ART | EXPO

Souvenir

31 Mai - 21 Juil 2012
Vernissage le 31 Mai 2012

Thomas Lerooy prolonge son exploration des frontières intimes de l'être humain, en présentant trois sculptures et un ensemble de dessins portant sur le thème du souvenir. Ses œuvres poursuivent également une démarche visant à réinterpréter des modèles empruntés à la statuaire classique, qu'elles revisitent avec une gravité teintée d'humour noir.

Thomas Lerooy
Souvenir

Si l’objet souvenir existe comme tel c’est, remarque Thomas Lerooy, uniquement par la pensée immatérielle que son propriétaire lui associe: «l’objet lui-même n’a pas de signification réelle autre que le lien psychologique qu’il lui attache comme symbole d’une expérience vécue dans le passé. Sans le propriétaire, la signification de l’objet ne peut se manifester ni s’exprimer».

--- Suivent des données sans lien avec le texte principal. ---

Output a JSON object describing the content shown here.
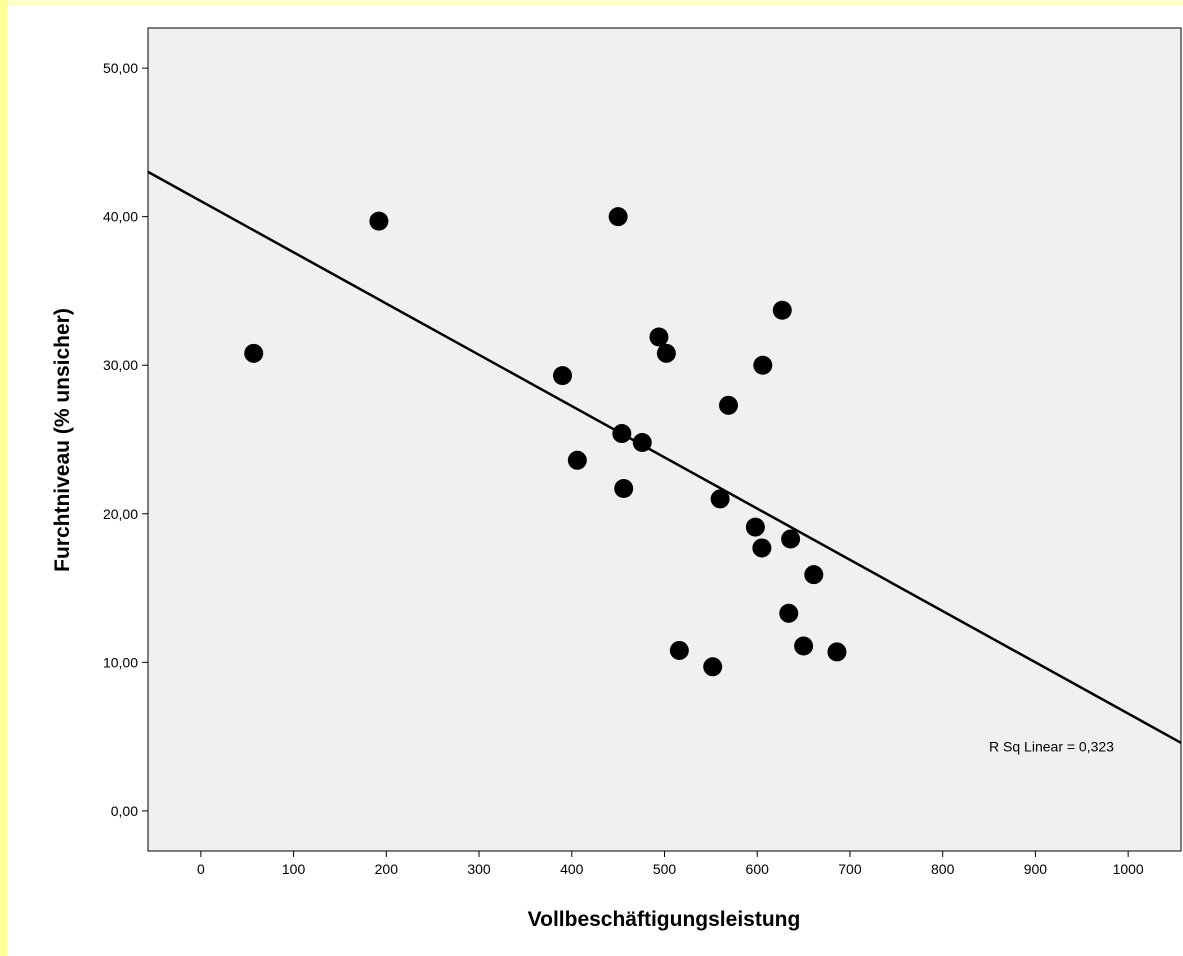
{
  "chart_data": {
    "type": "scatter",
    "title": "",
    "xlabel": "Vollbeschäftigungsleistung",
    "ylabel": "Furchtniveau (% unsicher)",
    "xlim": [
      -57,
      1057
    ],
    "ylim": [
      -2.7,
      52.7
    ],
    "x_ticks": [
      0,
      100,
      200,
      300,
      400,
      500,
      600,
      700,
      800,
      900,
      1000
    ],
    "x_tick_labels": [
      "0",
      "100",
      "200",
      "300",
      "400",
      "500",
      "600",
      "700",
      "800",
      "900",
      "1000"
    ],
    "y_ticks": [
      0,
      10,
      20,
      30,
      40,
      50
    ],
    "y_tick_labels": [
      "0,00",
      "10,00",
      "20,00",
      "30,00",
      "40,00",
      "50,00"
    ],
    "grid": false,
    "points": [
      {
        "x": 57,
        "y": 30.8
      },
      {
        "x": 192,
        "y": 39.7
      },
      {
        "x": 390,
        "y": 29.3
      },
      {
        "x": 406,
        "y": 23.6
      },
      {
        "x": 450,
        "y": 40.0
      },
      {
        "x": 454,
        "y": 25.4
      },
      {
        "x": 456,
        "y": 21.7
      },
      {
        "x": 476,
        "y": 24.8
      },
      {
        "x": 494,
        "y": 31.9
      },
      {
        "x": 502,
        "y": 30.8
      },
      {
        "x": 516,
        "y": 10.8
      },
      {
        "x": 552,
        "y": 9.7
      },
      {
        "x": 560,
        "y": 21.0
      },
      {
        "x": 569,
        "y": 27.3
      },
      {
        "x": 598,
        "y": 19.1
      },
      {
        "x": 605,
        "y": 17.7
      },
      {
        "x": 606,
        "y": 30.0
      },
      {
        "x": 627,
        "y": 33.7
      },
      {
        "x": 634,
        "y": 13.3
      },
      {
        "x": 636,
        "y": 18.3
      },
      {
        "x": 650,
        "y": 11.1
      },
      {
        "x": 661,
        "y": 15.9
      },
      {
        "x": 686,
        "y": 10.7
      }
    ],
    "fit_line": {
      "type": "linear",
      "intercept": 41.05,
      "slope": -0.0345
    },
    "annotation": "R Sq Linear = 0,323",
    "annotation_position": {
      "x": 850,
      "y": 4.0
    },
    "colors": {
      "plot_background": "#f0f0f0",
      "points": "#000000",
      "line": "#000000",
      "page_left_bar": "#ffff99",
      "page_top_bar": "#ffffcc"
    }
  }
}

L’interrogation sur la psychè humaine se double ici d’une réflexion formelle. Comment donner à voir le nouveau statut qu’acquiert l’objet aimé avec le temps? «Il se présente sous une forme inédite qui gagne en valeur, la poussière qui le recouvre matérialise l’écoulement de la mémoire en lui conférant une certaine beauté, perceptible dans cette nouvelle temporalité», note Thomas Lerooy. Une poésie mélancolique qui émerge des trois sculptures présentées au cœur de l’exposition.

Un jeune garçon en patine noire sur bronze est recroquevillé, et tourne le dos au spectateur: il est maintenu en suspension par des cordes peintes en orange, qui l’attachent à un clou en acier accroché au mur. Personne n’est venu récupérer cet enfant encore recouvert de langes qui a manifestement été oublié là. Il est devenu un jeune garçon qui accepte avec résignation son sort, et pose un doigt sur sa bouche pour ne pas inopportunément être dérangé.

Des débris sont entassés dans une boîte en carton, moulée en bronze et disposée au sol. Il s’agit de fragments d’une sculpture de l’artiste — Falling apart together — maintenus ensemble par un cordage orange, comme un cadeau que l’on aurait oublié d’offrir, et qui aurait été relégué dans un coin de l’atelier. En emballant ces corps décomposés, Thomas Lerooy parvient à recréer de la beauté à partir d’une matière détruite, mise à mal. Dans une coupelle de fruits brisée par un tremblement de terre, deux poires en bronze, argentées et brillantes poursuivent leur croissance en tendant l’une vers l’autre, cherchant à retrouver la proximité perdue. Elles résistent au chaos environnant par ce mouvement de réunion qui les voit s’élancer sur le plan précaire d’un plat menaçant de s’effondrer. La douceur sensible et la corpulence des poires contrastent avec la violence de ces brisures, signes d’un monde qui a volé en éclats.

Thomas Lerooy identifie la notion de souvenir à cette tension qui naît entre l’idée de l’élévation et celle de la chute — la densité émotionnelle du vestige résidant dans sa capacité à évoquer au même instant la grandeur disparue et la déréliction présente dans une mise à nue de la cruauté de la condition humaine, qui convoque l’héritage de Bruce Nauman et son esthétique de l’avilissement des corps. La mise en scène rappelle celle de natures mortes: les débris disposés comme des ruines, l’enfant oublié au mur de la galerie supposent une temporalité antérieure pour le spectateur. Dans cet état de quiétude et de calme apparent où le temps s’est figé, les sculptures paraissent abandonnées. Elles n’en sont pas moins animées d’une vie secrète et mystérieuse.
En révélant leur expressivité à l’observation plus circonspecte du spectateur, les œuvres de Thomas Lerooy transmettent au spectateur la vitalité de la mémoire et s’imposent comme la manifestation tangible et sublimée de ces «deuils éclatants» qui parsèment les existences humaines.

À contre-courant des modes de la sculpture actuelle, Thomas Lerooy poursuit avec «Souvenir» sa démarche de réinterprétation des modèles empruntés à la statuaire classique, qu’il revisite avec une vivacité résolument contemporaine et une gravité teintée d’humour noir, qui n’est pas sans rappeler le Maurizio Cattelan de «Comment un écureuil a-t-il pu en arriver là?» À partir d’un matériau traditionnel — les sculptures sont réalisées en bronze via la technique de la cire perdue —, il exprime sa fascination pour les formes du corps humain, qu’il malmène en les figeant ou en les décomposant. Demeurent des silhouettes muettes et désarticulées, qui évoquent la fragile puissance de chefs d’œuvres en péril.